Researchers studied the effects of the EPIT patch on 74 people, between the ages of 4 and 25, with peanut allergies.

Participants were given patches containing either a high-dose of peanut protein, a low-dose, or a placebo.

Researchers report that 48 percent of high-dose patients and 46 percent of low-dose patients achieved treatment success, which is defined as the person’s ability to consume at least 10 times more peanut protein than they could before starting the trial.

“The high adherence to the daily peanut patch regimen suggests that the patch is easy-to-use, convenient, and safe,” said Dr. Marshall Plaut, chief of NIAID’s Division of Allergy, Immunology, and Transplantation’s (DAIT) Food Allergy, Atopic Dermatitis, and Allergic Mechanisms Section. “The results of this study support further investigation of epicutaneous immunotherapy as a novel approach for peanut allergy treatment.”

In the trial, the EPIT patch was more effective on participants between the ages of 4 and 11.

Read more: Children from low-income households more likely to have food allergies »

Epicutaneous immunotherapy is similar to another method for allergy treatment: oral immunotherapy.

In previous studies, doctors have reported positive results using oral immunotherapy to treat peanut allergies.

“Fundamentally, they aim to do the same thing,” Dr. Matthew Greenhawt, a specialist in allergy and immunology at Children’s Hospital Colorado, told Healthline.

“They aim to take an allergic subject and increase the amount of the allergen that they can tolerate.”

Greenhawt said that the initial data on epicutaneous immunotherapy is promising.

“In the data released to date, there have been minimal side effects. Most of them have been mainly skin-related, where the patch has been applied. There have not been a host of some of the side effects that have been noted in oral immunotherapy trials — such as significant anaphylaxis or gastrointestinal events,” he explained.

Experts believe that oral and epicutaneous immunotherapies could complement one another, but more studies will need to be conducted.

“I think a lot of investigators and practitioners see these as potential tandem therapies — you start with one and transition to the other,” said Greenhawt. “That’s certainly something that could be explored in the future. Nobody really knows how these compare. I think they may be parallel therapies, they may be complementary therapies, but more research ought to be done to get to that point.”

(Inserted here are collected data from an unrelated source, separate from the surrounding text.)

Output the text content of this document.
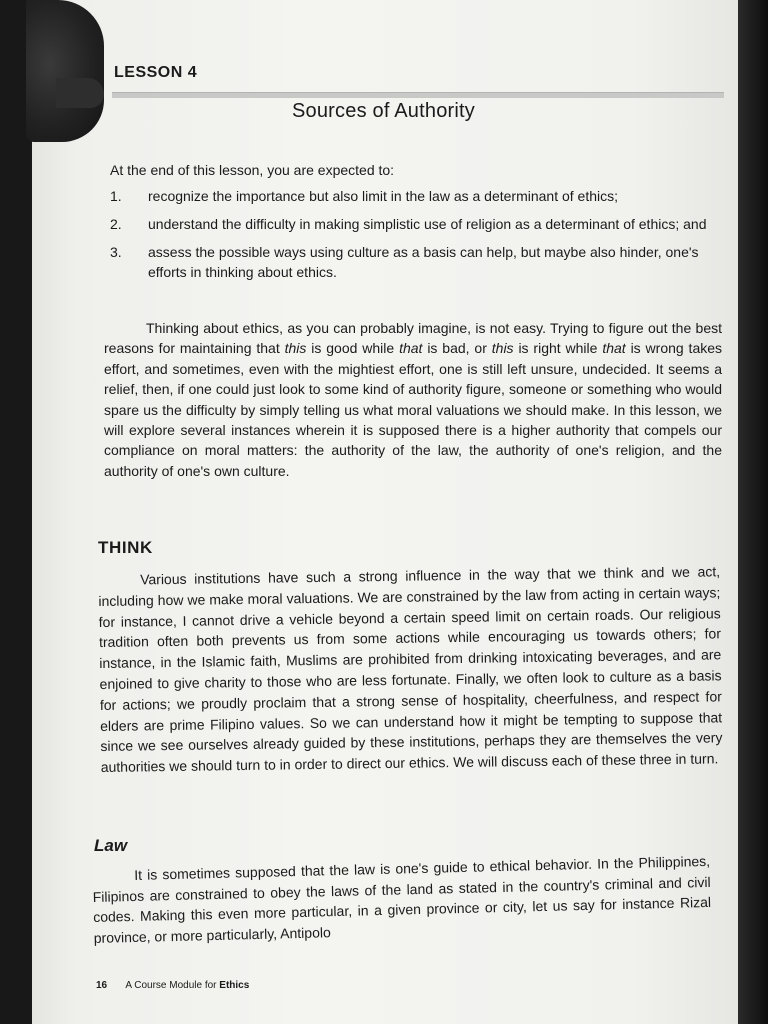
LESSON 4
Sources of Authority

At the end of this lesson, you are expected to:

1. recognize the importance but also limit in the law as a determinant of ethics;
2. understand the difficulty in making simplistic use of religion as a determinant of ethics; and
3. assess the possible ways using culture as a basis can help, but maybe also hinder, one's efforts in thinking about ethics.

Thinking about ethics, as you can probably imagine, is not easy. Trying to figure out the best reasons for maintaining that this is good while that is bad, or this is right while that is wrong takes effort, and sometimes, even with the mightiest effort, one is still left unsure, undecided. It seems a relief, then, if one could just look to some kind of authority figure, someone or something who would spare us the difficulty by simply telling us what moral valuations we should make. In this lesson, we will explore several instances wherein it is supposed there is a higher authority that compels our compliance on moral matters: the authority of the law, the authority of one's religion, and the authority of one's own culture.

THINK

Various institutions have such a strong influence in the way that we think and we act, including how we make moral valuations. We are constrained by the law from acting in certain ways; for instance, I cannot drive a vehicle beyond a certain speed limit on certain roads. Our religious tradition often both prevents us from some actions while encouraging us towards others; for instance, in the Islamic faith, Muslims are prohibited from drinking intoxicating beverages, and are enjoined to give charity to those who are less fortunate. Finally, we often look to culture as a basis for actions; we proudly proclaim that a strong sense of hospitality, cheerfulness, and respect for elders are prime Filipino values. So we can understand how it might be tempting to suppose that since we see ourselves already guided by these institutions, perhaps they are themselves the very authorities we should turn to in order to direct our ethics. We will discuss each of these three in turn.

Law

It is sometimes supposed that the law is one's guide to ethical behavior. In the Philippines, Filipinos are constrained to obey the laws of the land as stated in the country's criminal and civil codes. Making this even more particular, in a given province or city, let us say for instance Rizal province, or more particularly, Antipolo

16 A Course Module for Ethics
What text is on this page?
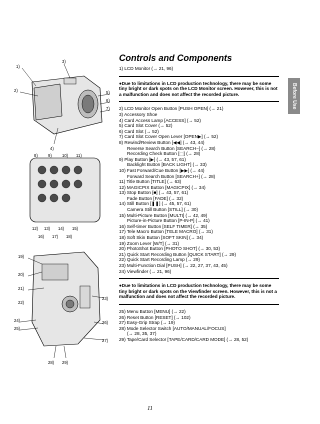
Before Use
1)
2)
3)
4)
5)
6)
7)
8) 9) 10) 11)
12) 13) 14) 15)
16) 17) 18)
19)
20)
21)
22)
23)
24)
25)
26)
27)
28) 29)
Controls and Components
1) LCD Monitor (→ 21, 96)
●Due to limitations in LCD production technology, there may be some tiny bright or dark spots on the LCD Monitor screen. However, this is not a malfunction and does not affect the recorded picture.
2) LCD Monitor Open Button [PUSH OPEN] (→ 21)
3) Accessory Shoe
4) Card Access Lamp [ACCESS] (→ 52)
5) Card Slot Cover (→ 52)
6) Card Slot (→ 52)
7) Card Slot Cover Open Lever [OPEN▶] (→ 52)
8) Rewind/Review Button [◀◀] (→ 43, 44)
Reverse Search Button [SEARCH−] (→ 28)
Recording Check Button [⬚] (→ 28)
9) Play Button [▶] (→ 43, 57, 61)
Backlight Button [BACK LIGHT] (→ 33)
10) Fast Forward/Cue Button [▶▶] (→ 44)
Forward Search Button [SEARCH+] (→ 28)
11) Title Button [TITLE] (→ 63)
12) MAGICPIX Button [MAGICPIX] (→ 34)
13) Stop Button [■] (→ 43, 57, 61)
Fade Button [FADE] (→ 32)
14) Still Button [❚❚] (→ 45, 57, 61)
Camera Still Button [STILL] (→ 30)
15) Multi-Picture Button [MULTI] (→ 42, 49)
Picture-in-Picture Button [P-IN-P] (→ 41)
16) Self-timer Button [SELF TIMER] (→ 35)
17) Tele Macro Button [TELE MACRO] (→ 31)
18) Soft Skin Button [SOFT SKIN] (→ 34)
19) Zoom Lever [W/T] (→ 31)
20) PhotoShot Button [PHOTO SHOT] (→ 30, 53)
21) Quick Start Recording Button [QUICK START] (→ 29)
22) Quick Start Recording Lamp (→ 29)
23) Multi-Function Dial [PUSH] (→ 22, 27, 37, 43, 45)
24) Viewfinder (→ 21, 96)
●Due to limitations in LCD production technology, there may be some tiny bright or dark spots on the Viewfinder screen. However, this is not a malfunction and does not affect the recorded picture.
25) Menu Button [MENU] (→ 22)
26) Reset Button [RESET] (→ 102)
27) Easy-Grip Strap (→ 19)
28) Mode Selector Switch [AUTO/MANUAL/FOCUS]
(→ 28, 35, 37)
29) Tape/Card Selector [TAPE/CARD/CARD MODE] (→ 28, 52)
11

Read more: Scientists discover new cell that may be key to food allergies »

The EPIT study has shown promising results after its first year, but research is ongoing.

Moving forward, all study participants will be switched to high-dose daily patches, which showed the highest success rate.

Researchers will conclude the study after participants have used EPIT patches for a total of two and a half years.

One major unknown is how frequently patients would have to use EPIT patches in order to reduce the severity of their peanut allergies.

“We don’t know what the long-term outcomes are. We don’t know what the ultimate duration is. We don’t know if there is a difference if you stay on this for a long time,” said Greenhawt.

“It could possibly be a limitation to some consumers wanting to use this — although, given the alternative, I think that some people would not mind having to do this every day if it meant protection.”

Many aspects of the patch remain to be investigated before it could become a standard treatment.

“I think there’s tremendous cause for hope, but there has to be guarded optimism because there will still be significant unknowns about long-term effects, cost effectiveness, and comparative effectiveness of these therapies that will need to be established,” Greenhawt added. “Ultimately, we want to put the right patient on the right therapy.”